ANCYL chair Joe Maswanganyi said Mokaba’s name had been forwarded for nomination by its regional structures. He would not be drawn on why the league was not backing Ramatlhodi’s re-election bid, but said it had no “political problems” with the premier.
He said the ANCYL did not believe an opportunity would be created for a power struggle if the ANC chairman and the premier were not the same person.
“We will finalise our nominations for the provincial executive committee this weekend at a Youth League conference and after a meeting between NEC members and ourselves,” Maswanganyi said.

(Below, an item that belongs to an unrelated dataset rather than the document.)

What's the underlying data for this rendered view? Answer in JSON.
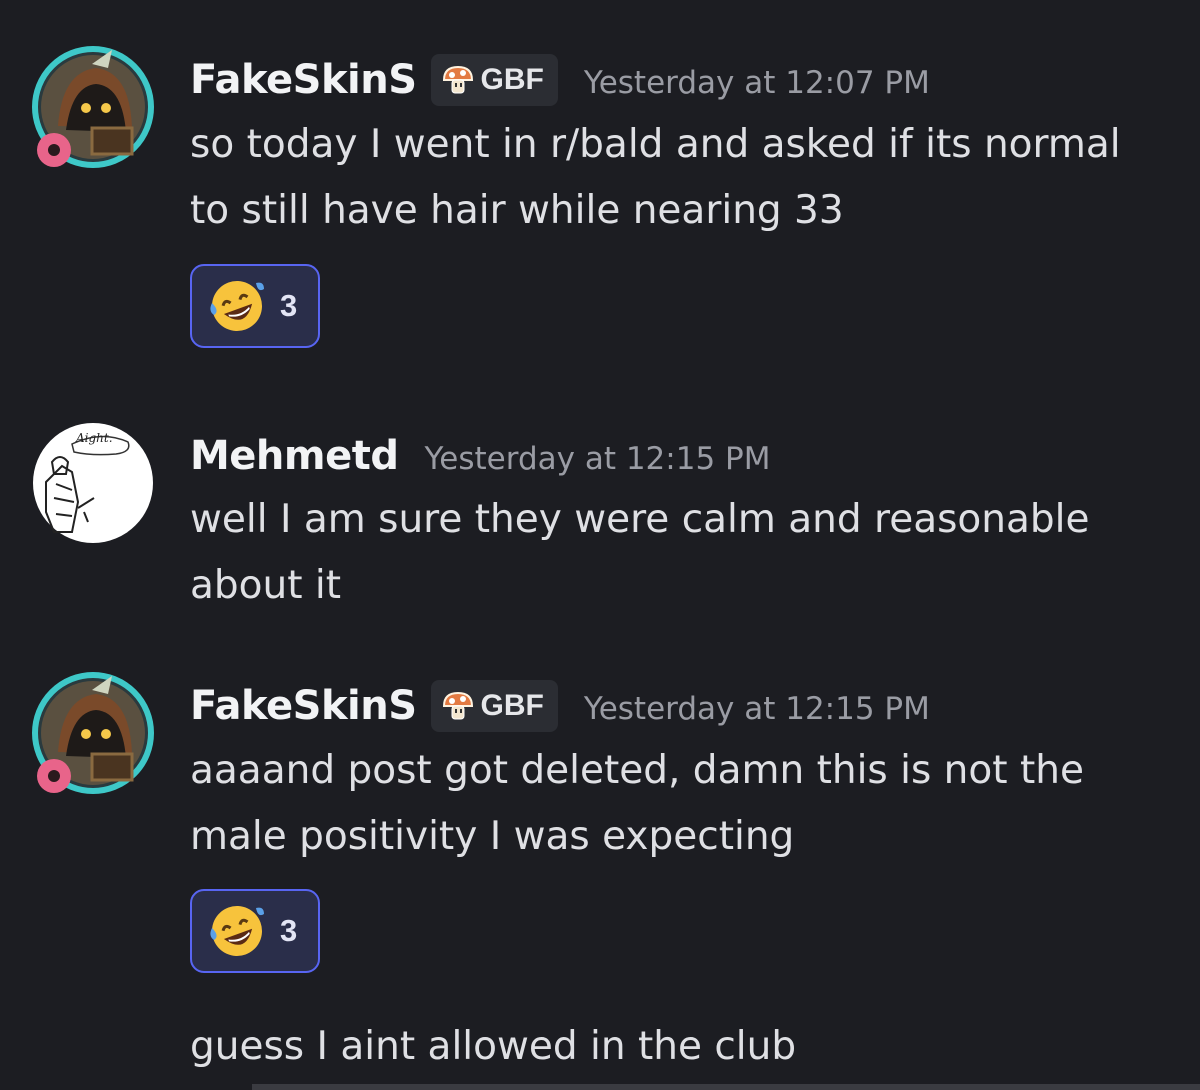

ANC Northern Province representative Ian Madikoto said the organisation was concerned about a possible power struggle if the positions of premier and ANC chair were held by separate people, but was reassured by a statement Mokaba had made saying he would not come to the province if it meant the ANC would be divided.
“A separate person in the ANC chair and premier will pave the way for power blocs to emerge.”
Madikoto said the ANC and Ramatlhodi upheld the right of any person to contest any position in the organisation: “The premier does not own the position, and he is not going to contest the position on the pages of newspapers. At conference the Youth League only commands 10% of the votes, so we cannot understand why so much weight is attached to their candidates.
“Since our last elections we have had to function with an absentee secretary which has had a devastating effect on the organisation. There is nothing about the position of chairperson which lends itself to such a power struggle as we are now seeing.
“But what we have learnt in recent weeks is that a handful of people can create a big noise.”
Northern Province MEC for Transport, Freedom Front member Johan Kriek, said his experience of Ramatlhodi was that “he is an intelligent person capable of providing excellent leadership for this province. Perhaps he is too much of a moderate and that is why people want to replace him.”
Kriek said he was perturbed about who the “someone else” was. He said his only recollection of Mokaba was that he was the prime source of the “kill the farmer, kill the boer” slogan.
“Perhaps he has changed, perhaps he hasn’t shouted that slogan for years. One cannot say that a person who was a radical before 1994 is still a radical, but that is how I remember him.
“What concerns me more than whether the new chair is a radical or a moderate is the threat this poses for division. While it is not my place to interfere in ANC affairs, I certainly don’t want to see a similar position to what happened in the Free State where the ruling party was deeply divided.
“The Freedom Front is not interested in taking control of the Northern Province government, we just want things to work smoothly, and right now they are.”
Kriek said while there was corruption in the province, it was not crippling the government and was certainly not Ramatlhodi’s creation.